The Federal Reserve left its target Fed funds rate unchanged at 5.25 percent for the eighth consecutive meeting today. Today's meeting marks a full year since the Fed last adjusted rates.
In announcing its decision, the central bank’s policy-making Federal Open Market Committee stated that: "Economic growth appears to have been moderate during the first half of this year, despite the ongoing adjustment in the housing sector. The economy seems likely to continue to expand at a moderate pace over coming quarters.
"Readings on core inflation have improved modestly in recent months. However, a sustained moderation in inflation pressures has yet to be convincingly demonstrated. Moreover, the high level of resource utilization has the potential to sustain those pressures.

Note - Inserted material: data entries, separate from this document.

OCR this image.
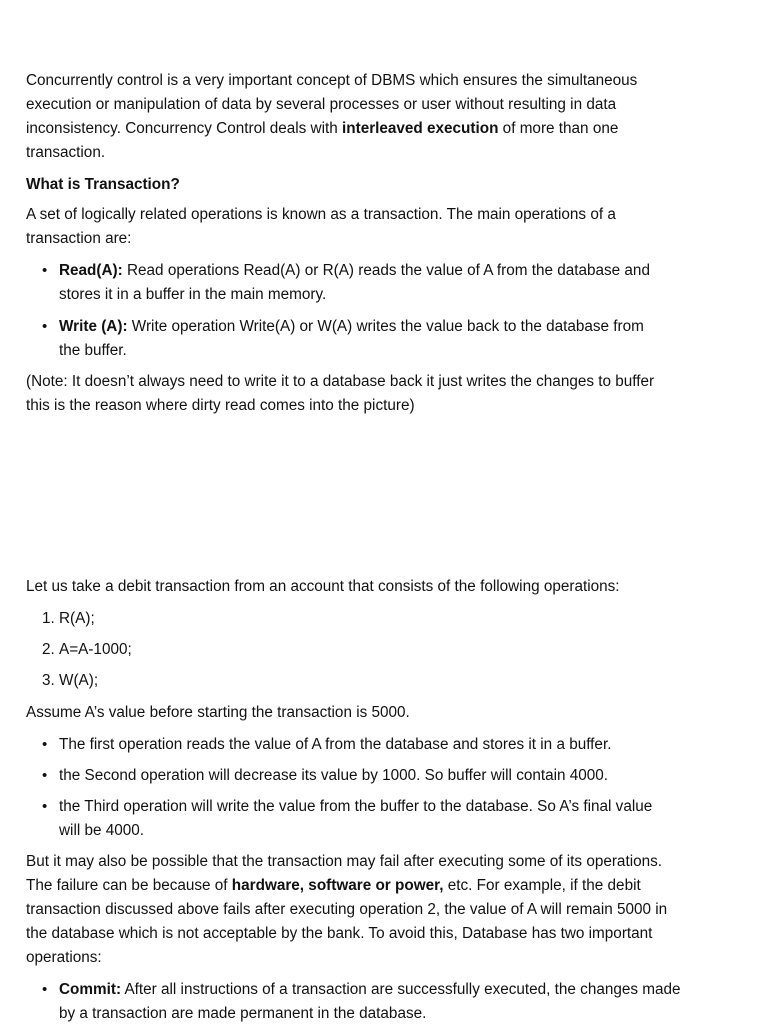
Concurrently control is a very important concept of DBMS which ensures the simultaneous

execution or manipulation of data by several processes or user without resulting in data

inconsistency. Concurrency Control deals with interleaved execution of more than one

transaction.

What is Transaction?

A set of logically related operations is known as a transaction. The main operations of a

transaction are:

• Read(A): Read operations Read(A) or R(A) reads the value of A from the database and

stores it in a buffer in the main memory.

• Write (A): Write operation Write(A) or W(A) writes the value back to the database from

the buffer.

(Note: It doesn’t always need to write it to a database back it just writes the changes to buffer

this is the reason where dirty read comes into the picture)

Let us take a debit transaction from an account that consists of the following operations:

1. R(A);

2. A=A-1000;

3. W(A);

Assume A’s value before starting the transaction is 5000.

• The first operation reads the value of A from the database and stores it in a buffer.

• the Second operation will decrease its value by 1000. So buffer will contain 4000.

• the Third operation will write the value from the buffer to the database. So A’s final value

will be 4000.

But it may also be possible that the transaction may fail after executing some of its operations.

The failure can be because of hardware, software or power, etc. For example, if the debit

transaction discussed above fails after executing operation 2, the value of A will remain 5000 in

the database which is not acceptable by the bank. To avoid this, Database has two important

operations:

• Commit: After all instructions of a transaction are successfully executed, the changes made

by a transaction are made permanent in the database.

"In these circumstances, the Committee's predominant policy concern remains the risk that inflation will fail to moderate as expected. Future policy adjustments will depend on the evolution of the outlook for both inflation and economic growth, as implied by incoming information.”
The Fed's inaction over the past year has come despite rising inflation and a slumping economy. And it is looking more and more certain that Bernanke & Co.'s continued paralysis will lead to stagflation - the combination of rising inflation and recession.
Indeed, in the chart of the consumer price index, it’s evident that inflation has been steadily rising since October of last year.
In addition, GDP has slowed over the past year to an annualized rate of 0.7 percent in the first quarter of 2007. The economy is barely breathing!
The Fed is holding out hopes that inflation will begin to recede and economic growth will be "moderate" this year, picking up in the second half of 2007.
However, the Fed itself has admitted that the housing slump and its impact on the economy will be worse than it expected. "The correction of the housing sector was likely to continue to weigh heavily on economic activity through most of this year - somewhat longer than previously expected," said the minutes from the Fed's May 9 meeting.
To us, a pullback in inflation without an interest rate increase is wishful thinking on the Fed's part. Crude oil prices have risen 24 percent since January, according to MoneyNews.com senior analyst David Frazier, and food prices are steadily marching higher.
Now, the Fed may be able to ignore food and energy prices when it comes to monitoring inflation, but every American knows that they can't live without these necessities.
The Fed is clearly turning a blind eye to the oncoming threat of stagflation. It would rather sit idly by and watch as the two economic disasters duke it out with each other. But there are no winners when it comes to stagflation. It's the worst of both worlds.